Benvenuto

Penso tanto, volo con la mente, sogno ad occhi aperti e mi rendo conto che, spesso, se non trascrivo i miei pensieri, vanno persi.

E così, ho deciso di avere questo “diario“, facilmente gestibile con il telefono che mi sta al fianco tutto il giorno e mi consente di “scriverli in fretta, sennò poi svaniscono e non ritornano più“, come dice l’amico Vasco Rossi.

Qualcuno potrebbe chiedere: “Ci sono i social, c’è Facebook, c’è Instagram. Perché scrivere su un blog che magari non vede nessuno?”

Proprio per questo motivo, perché non è il bisogno di mettermi in mostra che mi ha spinto a farlo ma, anzi, il contrario. Se qualcuno avrà il piacere di leggere ciò che mi passa per la testa, potrà digitare l’indirizzo del sito e leggere, un po’ come si faceva una volta: ci si vedeva casa, al bar, a cena e si guardavano le foto delle vacanze, del matrimonio e si “parlava“.

Ecco, questo blog vuole essere una via di mezzo tra la velocità e la comodità degli attuali mezzi di comunicazione uniti alla voglia di andare a curiosare in maniera “volontaria” tra i miei pensieri e non perché ce lo “ricorda” una notifica.

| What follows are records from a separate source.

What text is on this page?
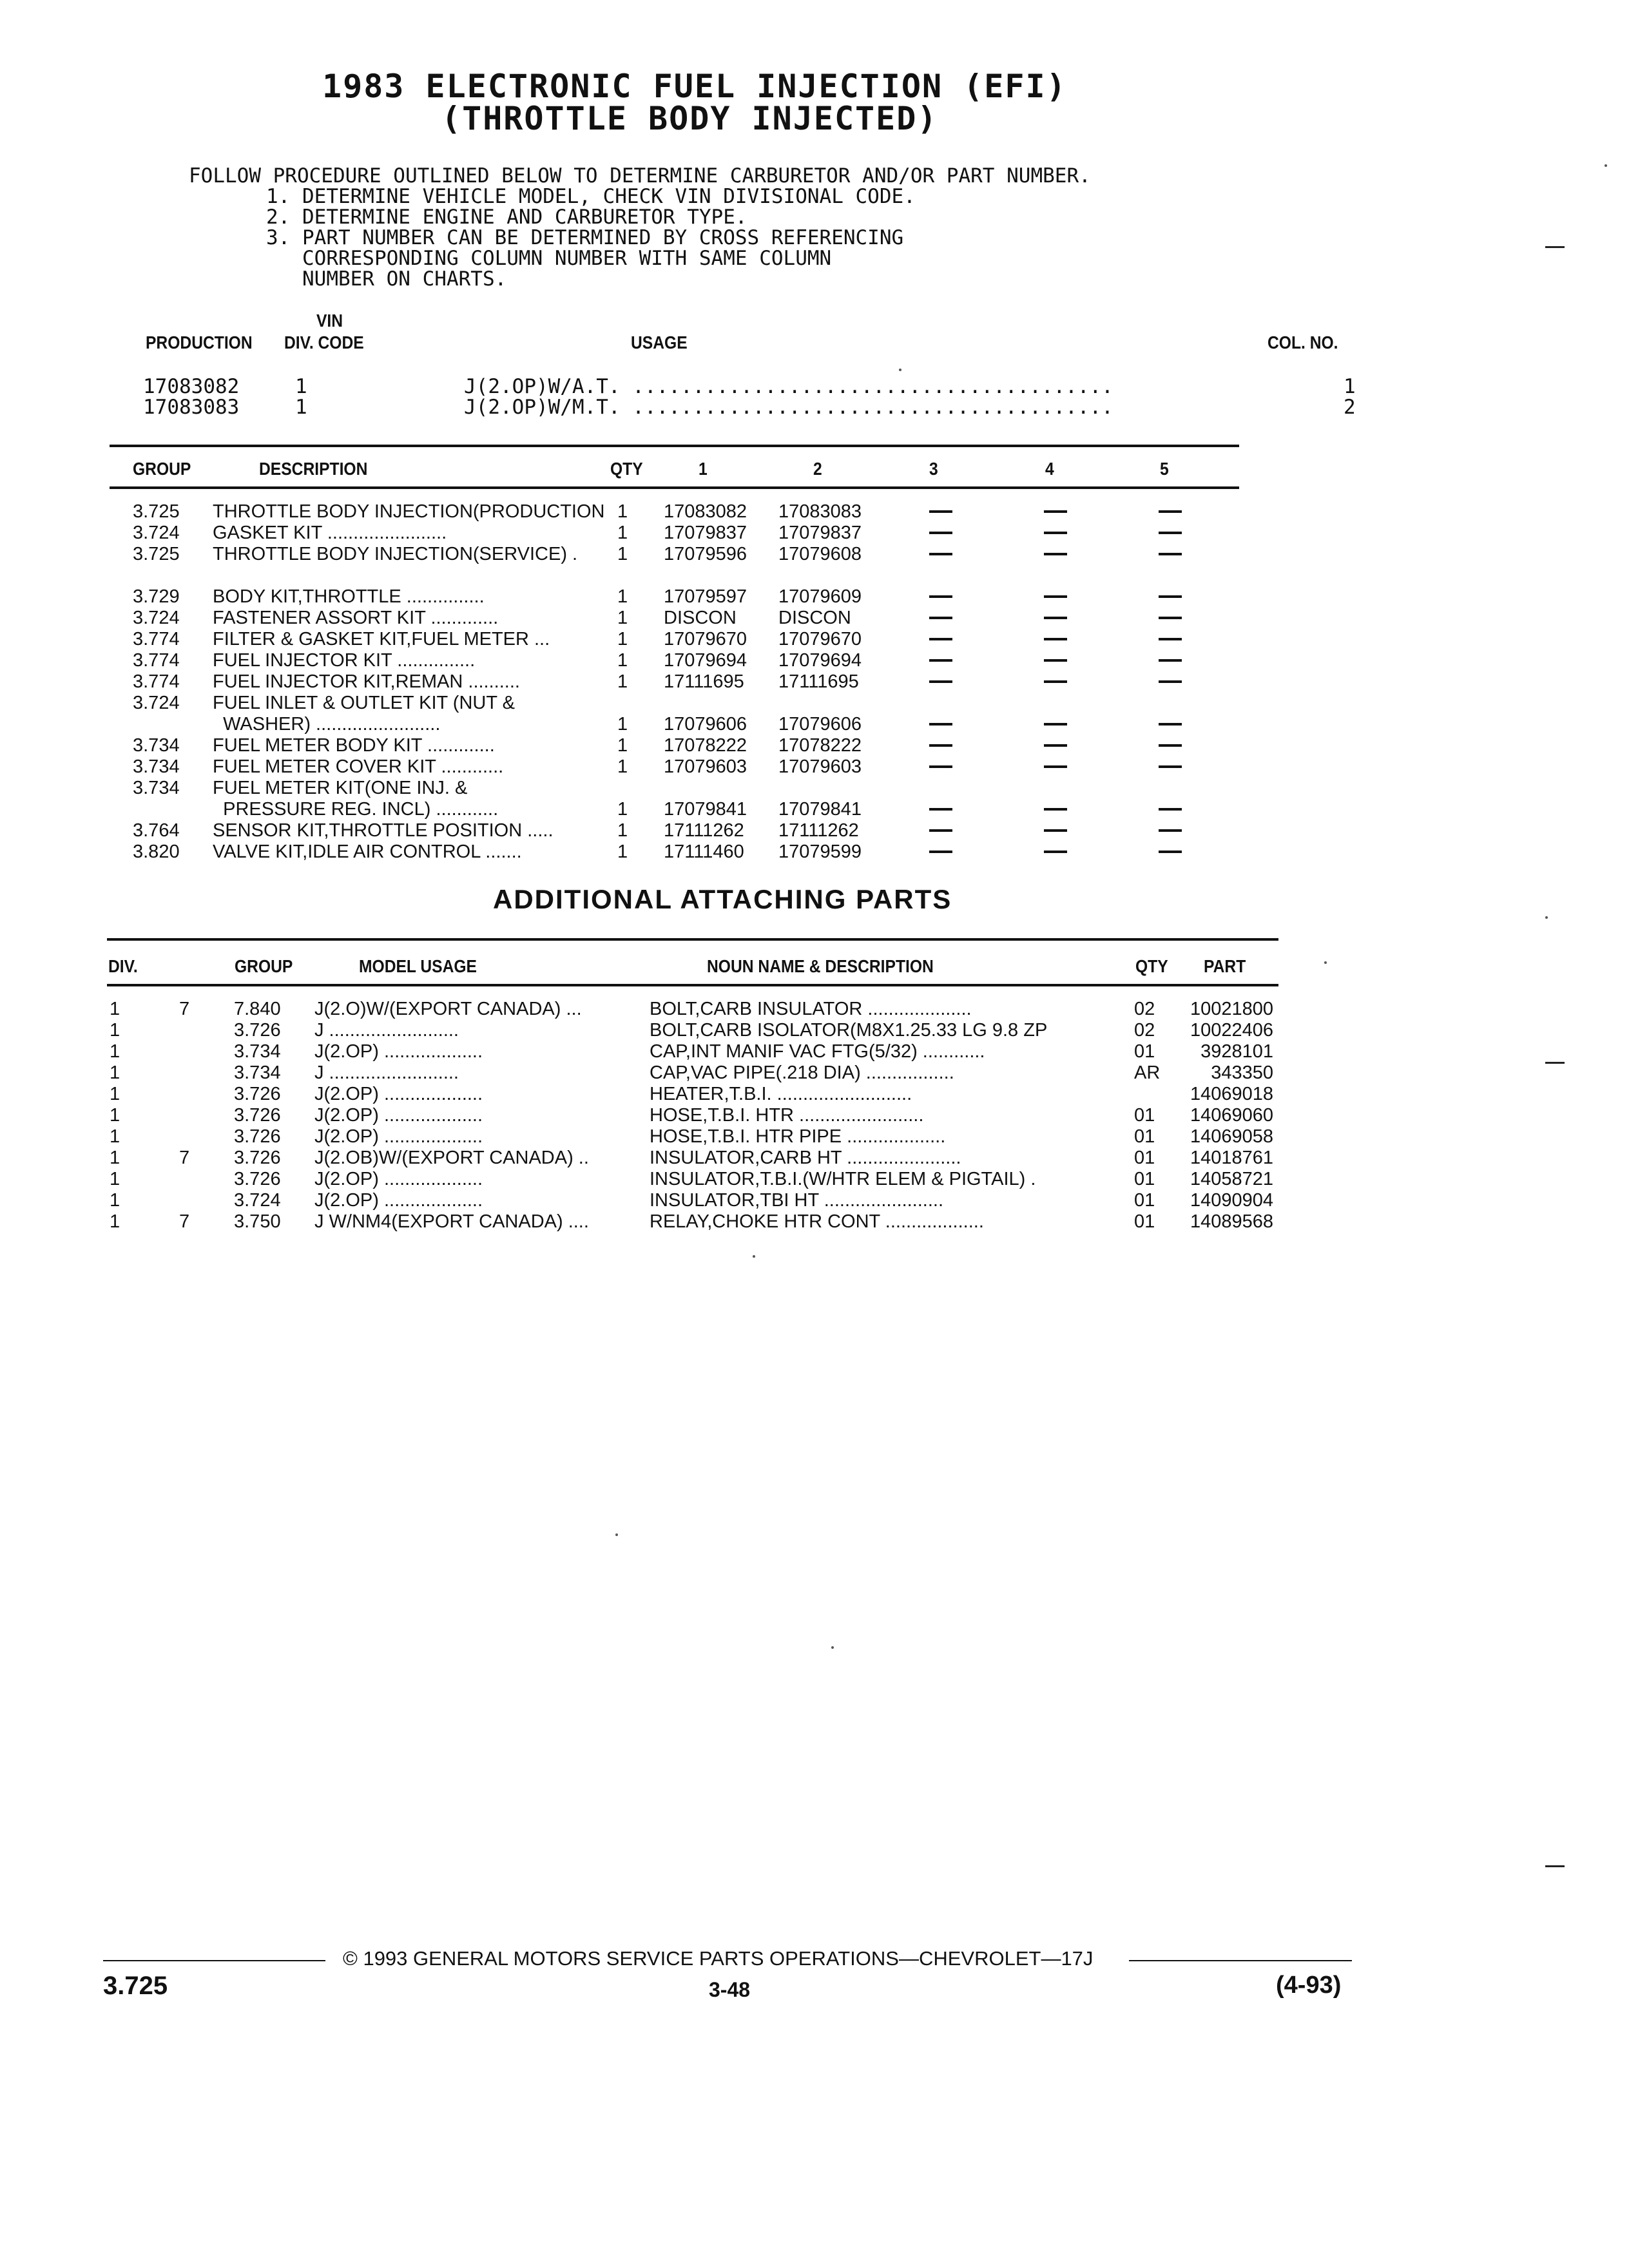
1983 ELECTRONIC FUEL INJECTION (EFI)
(THROTTLE BODY INJECTED)
FOLLOW PROCEDURE OUTLINED BELOW TO DETERMINE CARBURETOR AND/OR PART NUMBER.
1. DETERMINE VEHICLE MODEL, CHECK VIN DIVISIONAL CODE.
2. DETERMINE ENGINE AND CARBURETOR TYPE.
3. PART NUMBER CAN BE DETERMINED BY CROSS REFERENCING
CORRESPONDING COLUMN NUMBER WITH SAME COLUMN
NUMBER ON CHARTS.
VIN
PRODUCTION DIV. CODE	USAGE	COL. NO.
17083082	1	J(2.OP)W/A.T. ........................................	1
17083083	1	J(2.OP)W/M.T. ........................................	2
GROUP	DESCRIPTION	QTY	1	2	3	4	5
3.725 THROTTLE BODY INJECTION(PRODUCTION 1 17083082 17083083
3.724 GASKET KIT .......................	1 17079837 17079837
3.725 THROTTLE BODY INJECTION(SERVICE) . 1 17079596 17079608
3.729 BODY KIT,THROTTLE ...............	1 17079597 17079609
3.724 FASTENER ASSORT KIT .............	1 DISCON DISCON
3.774 FILTER & GASKET KIT,FUEL METER ...	1 17079670 17079670
3.774 FUEL INJECTOR KIT ...............	1 17079694 17079694
3.774 FUEL INJECTOR KIT,REMAN ..........	1 17111695 17111695
3.724 FUEL INLET & OUTLET KIT (NUT &
WASHER) ........................	1 17079606 17079606
3.734 FUEL METER BODY KIT .............	1 17078222 17078222
3.734 FUEL METER COVER KIT ............	1 17079603 17079603
3.734 FUEL METER KIT(ONE INJ. &
PRESSURE REG. INCL) ............	1 17079841 17079841
3.764 SENSOR KIT,THROTTLE POSITION .....	1 17111262 17111262
3.820 VALVE KIT,IDLE AIR CONTROL .......	1 17111460 17079599
ADDITIONAL ATTACHING PARTS
DIV.	GROUP	MODEL USAGE	NOUN NAME & DESCRIPTION	QTY PART
1	7 7.840 J(2.O)W/(EXPORT CANADA) ...	BOLT,CARB INSULATOR ....................	02 10021800
1	3.726 J .........................	BOLT,CARB ISOLATOR(M8X1.25.33 LG 9.8 ZP	02 10022406
1	3.734 J(2.OP) ...................	CAP,INT MANIF VAC FTG(5/32) ............	01 3928101
1	3.734 J .........................	CAP,VAC PIPE(.218 DIA) .................	AR	343350
1	3.726 J(2.OP) ...................	HEATER,T.B.I. ..........................	14069018
1	3.726 J(2.OP) ...................	HOSE,T.B.I. HTR ........................	01 14069060
1	3.726 J(2.OP) ...................	HOSE,T.B.I. HTR PIPE ...................	01 14069058
1	7 3.726 J(2.OB)W/(EXPORT CANADA) ..	INSULATOR,CARB HT ......................	01 14018761
1	3.726 J(2.OP) ...................	INSULATOR,T.B.I.(W/HTR ELEM & PIGTAIL) .	01 14058721
1	3.724 J(2.OP) ...................	INSULATOR,TBI HT .......................	01 14090904
1	7 3.750 J W/NM4(EXPORT CANADA) ....	RELAY,CHOKE HTR CONT ...................	01 14089568
© 1993 GENERAL MOTORS SERVICE PARTS OPERATIONS—CHEVROLET—17J
3.725	3-48	(4-93)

E comunque, alla quinta o sesta revisione di questo articolo, rifletto che in fondo non me ne frega una mazza del fatto che qualcuno possa venire su questo blog a leggere i miei pensieri, i miei ricordi e le mie esperienze.

D’altronde, la motivazione per arrivarci è una sola: si chiama “curiosità”. Dunque, se sei qui e stai leggendo la mia vita ritieniti un curioso, come me, come il mio più grande pregio e difetto.

Lo faccio per me, per tenere una traccia più o meno ordinata della mia vita. Non devo guadagnarci niente, magari solo lasciare un segno per mia figlia che un giorno potrà sapere cose che non ho fatto in tempo a raccontarle.